Я не оскорблю памяти доброго и благородного К. Ф. Клодта, рассказав один анекдот из военной его жизни. При погоне за французами, в 1812 году, он был начальником штаба отдельного отряда, бывшего под командой генерала Павла Васильевича Кутузова: они преследовали маршала Макдональда, ретировавшегося из Курляндии, и, по всем соображениям, могли его отрезать и заставить положить оружие. По донесениям офицеров Генерального штаба, все важные пункты были заняты, и Макдональд должен был проходить на другой день в восемь часов. Наступил вечер.
— Что, барон? — спросил Павел Васильевич Кутузов. — Не схрапнуть ли нам немножко? Велите только, чтоб нас разбудили часа в четыре.
Барон охотно согласился, но их разбудили не в четыре часа утра, а в одиннадцать часов; Макдональд между тем ушел благополучно.
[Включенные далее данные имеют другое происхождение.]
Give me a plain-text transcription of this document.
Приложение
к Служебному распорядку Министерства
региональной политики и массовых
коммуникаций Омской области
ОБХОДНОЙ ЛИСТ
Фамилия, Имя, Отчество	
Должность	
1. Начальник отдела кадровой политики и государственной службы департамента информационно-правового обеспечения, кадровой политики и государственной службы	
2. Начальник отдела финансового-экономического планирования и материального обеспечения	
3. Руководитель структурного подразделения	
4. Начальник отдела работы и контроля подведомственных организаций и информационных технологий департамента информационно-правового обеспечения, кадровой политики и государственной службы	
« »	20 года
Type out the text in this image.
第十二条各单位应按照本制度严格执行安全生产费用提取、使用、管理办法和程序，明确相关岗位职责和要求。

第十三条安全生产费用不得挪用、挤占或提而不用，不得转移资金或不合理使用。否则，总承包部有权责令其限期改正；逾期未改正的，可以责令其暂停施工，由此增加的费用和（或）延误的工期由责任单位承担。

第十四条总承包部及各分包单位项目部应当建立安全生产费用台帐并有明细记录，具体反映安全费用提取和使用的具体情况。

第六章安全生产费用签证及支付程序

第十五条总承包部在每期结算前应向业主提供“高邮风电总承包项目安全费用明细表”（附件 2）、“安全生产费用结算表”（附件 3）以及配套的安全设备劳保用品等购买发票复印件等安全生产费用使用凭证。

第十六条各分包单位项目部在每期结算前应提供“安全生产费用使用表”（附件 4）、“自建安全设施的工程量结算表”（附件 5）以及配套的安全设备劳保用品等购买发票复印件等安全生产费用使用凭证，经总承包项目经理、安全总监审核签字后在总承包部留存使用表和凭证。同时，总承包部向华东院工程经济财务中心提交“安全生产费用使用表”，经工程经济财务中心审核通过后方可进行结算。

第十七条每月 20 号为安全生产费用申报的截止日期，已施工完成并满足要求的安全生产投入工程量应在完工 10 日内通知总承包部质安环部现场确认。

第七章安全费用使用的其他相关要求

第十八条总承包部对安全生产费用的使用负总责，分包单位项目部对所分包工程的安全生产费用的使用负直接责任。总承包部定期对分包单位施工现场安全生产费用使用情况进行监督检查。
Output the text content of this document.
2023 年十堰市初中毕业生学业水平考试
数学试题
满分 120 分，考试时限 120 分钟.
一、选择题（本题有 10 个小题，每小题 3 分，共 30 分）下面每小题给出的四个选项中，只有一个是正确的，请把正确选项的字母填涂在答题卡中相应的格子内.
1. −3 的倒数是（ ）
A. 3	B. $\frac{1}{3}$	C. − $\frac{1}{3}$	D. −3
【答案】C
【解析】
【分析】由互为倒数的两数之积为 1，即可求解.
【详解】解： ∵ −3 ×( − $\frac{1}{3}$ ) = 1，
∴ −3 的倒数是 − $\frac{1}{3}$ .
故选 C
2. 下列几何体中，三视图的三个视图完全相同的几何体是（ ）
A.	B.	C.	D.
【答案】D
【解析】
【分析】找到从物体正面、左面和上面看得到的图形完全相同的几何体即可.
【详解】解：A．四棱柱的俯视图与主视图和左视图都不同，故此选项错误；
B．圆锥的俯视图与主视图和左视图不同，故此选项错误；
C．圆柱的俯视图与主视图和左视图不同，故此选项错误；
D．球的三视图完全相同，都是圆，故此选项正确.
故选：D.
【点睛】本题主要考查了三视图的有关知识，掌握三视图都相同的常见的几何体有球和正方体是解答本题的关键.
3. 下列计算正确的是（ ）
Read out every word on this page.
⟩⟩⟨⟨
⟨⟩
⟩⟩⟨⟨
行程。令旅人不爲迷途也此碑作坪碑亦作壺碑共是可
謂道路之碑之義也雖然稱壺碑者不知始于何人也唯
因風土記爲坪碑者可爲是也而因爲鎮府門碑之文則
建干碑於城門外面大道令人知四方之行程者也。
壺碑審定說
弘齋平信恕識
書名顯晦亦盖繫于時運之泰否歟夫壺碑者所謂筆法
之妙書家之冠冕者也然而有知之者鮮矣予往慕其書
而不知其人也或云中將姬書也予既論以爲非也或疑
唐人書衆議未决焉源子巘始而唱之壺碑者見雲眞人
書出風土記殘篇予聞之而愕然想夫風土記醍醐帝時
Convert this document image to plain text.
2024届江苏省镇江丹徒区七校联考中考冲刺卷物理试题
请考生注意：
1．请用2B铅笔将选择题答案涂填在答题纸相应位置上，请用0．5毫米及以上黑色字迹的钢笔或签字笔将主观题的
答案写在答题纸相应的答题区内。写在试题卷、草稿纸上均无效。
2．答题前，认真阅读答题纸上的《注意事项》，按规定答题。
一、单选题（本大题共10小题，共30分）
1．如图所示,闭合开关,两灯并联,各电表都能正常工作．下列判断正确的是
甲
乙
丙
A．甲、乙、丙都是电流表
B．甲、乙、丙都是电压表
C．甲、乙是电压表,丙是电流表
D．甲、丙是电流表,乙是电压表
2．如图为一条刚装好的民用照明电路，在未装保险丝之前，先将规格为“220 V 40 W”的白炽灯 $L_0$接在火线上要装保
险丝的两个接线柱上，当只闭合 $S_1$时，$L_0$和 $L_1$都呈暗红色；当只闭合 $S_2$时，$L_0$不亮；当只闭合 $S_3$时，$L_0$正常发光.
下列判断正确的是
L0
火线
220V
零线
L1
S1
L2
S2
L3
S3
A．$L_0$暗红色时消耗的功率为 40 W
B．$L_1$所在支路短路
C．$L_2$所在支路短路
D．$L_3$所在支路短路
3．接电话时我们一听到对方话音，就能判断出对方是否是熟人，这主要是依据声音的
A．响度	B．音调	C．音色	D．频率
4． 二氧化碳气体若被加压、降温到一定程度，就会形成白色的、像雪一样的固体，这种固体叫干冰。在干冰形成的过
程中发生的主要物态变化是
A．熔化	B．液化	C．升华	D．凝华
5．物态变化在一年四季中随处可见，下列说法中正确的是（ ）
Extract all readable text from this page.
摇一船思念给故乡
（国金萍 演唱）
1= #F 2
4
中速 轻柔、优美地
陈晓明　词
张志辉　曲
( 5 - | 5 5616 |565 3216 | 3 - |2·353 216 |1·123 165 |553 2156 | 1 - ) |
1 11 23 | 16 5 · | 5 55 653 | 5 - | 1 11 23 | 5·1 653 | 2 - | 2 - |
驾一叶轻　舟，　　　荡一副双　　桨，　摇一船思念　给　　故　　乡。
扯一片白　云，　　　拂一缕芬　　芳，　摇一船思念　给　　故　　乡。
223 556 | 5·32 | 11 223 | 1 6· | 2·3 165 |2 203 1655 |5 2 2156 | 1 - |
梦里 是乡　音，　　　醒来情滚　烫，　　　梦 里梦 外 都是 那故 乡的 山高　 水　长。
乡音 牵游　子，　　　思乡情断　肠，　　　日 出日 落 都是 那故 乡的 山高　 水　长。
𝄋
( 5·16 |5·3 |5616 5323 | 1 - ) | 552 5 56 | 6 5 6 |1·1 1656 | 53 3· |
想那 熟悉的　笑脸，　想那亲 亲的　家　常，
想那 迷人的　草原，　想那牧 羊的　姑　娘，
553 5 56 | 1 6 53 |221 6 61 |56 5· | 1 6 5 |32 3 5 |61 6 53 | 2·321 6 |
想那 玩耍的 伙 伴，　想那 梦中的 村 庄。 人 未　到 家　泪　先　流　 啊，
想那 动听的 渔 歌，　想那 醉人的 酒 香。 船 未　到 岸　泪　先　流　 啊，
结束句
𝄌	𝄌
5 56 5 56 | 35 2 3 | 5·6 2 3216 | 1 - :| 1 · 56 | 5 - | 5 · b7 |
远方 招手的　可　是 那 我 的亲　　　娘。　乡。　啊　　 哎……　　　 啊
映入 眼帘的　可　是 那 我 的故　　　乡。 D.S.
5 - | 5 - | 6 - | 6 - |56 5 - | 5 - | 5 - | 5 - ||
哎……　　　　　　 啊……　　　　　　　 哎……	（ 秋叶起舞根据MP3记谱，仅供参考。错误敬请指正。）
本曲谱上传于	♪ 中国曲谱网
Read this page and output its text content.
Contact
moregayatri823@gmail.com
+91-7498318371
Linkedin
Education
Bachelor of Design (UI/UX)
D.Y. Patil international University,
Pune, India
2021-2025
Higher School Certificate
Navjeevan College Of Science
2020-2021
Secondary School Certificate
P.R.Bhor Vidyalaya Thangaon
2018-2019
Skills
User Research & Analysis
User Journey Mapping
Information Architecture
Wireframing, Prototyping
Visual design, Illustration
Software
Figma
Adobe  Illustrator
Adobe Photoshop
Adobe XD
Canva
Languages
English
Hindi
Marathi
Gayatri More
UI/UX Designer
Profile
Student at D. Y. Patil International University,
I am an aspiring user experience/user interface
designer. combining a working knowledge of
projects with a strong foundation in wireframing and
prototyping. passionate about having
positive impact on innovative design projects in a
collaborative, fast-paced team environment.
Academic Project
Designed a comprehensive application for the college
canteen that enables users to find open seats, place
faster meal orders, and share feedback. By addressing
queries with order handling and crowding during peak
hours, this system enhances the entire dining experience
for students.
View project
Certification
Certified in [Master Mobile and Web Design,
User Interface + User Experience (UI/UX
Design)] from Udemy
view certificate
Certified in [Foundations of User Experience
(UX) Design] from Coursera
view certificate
К довершению неудачи, один из офицеров, перепутав имена деревень, занял не тот пункт, который следовало занять, так что никто и не заметил, как французы прошли, — в противном случае тревога непременно разбудила бы начальство. От этого обстоятельства корпус Макдональда пробрался за границу, целый и невредимый.
Та же история, что и с Чичаговым на Березине. Кажется, судьба не хотела слишком баловать нас славою. Но и того, что мы приобрели, довольно было с нас. Если бы придушили Наполеона в России, мы не имели бы славы войти в Париж.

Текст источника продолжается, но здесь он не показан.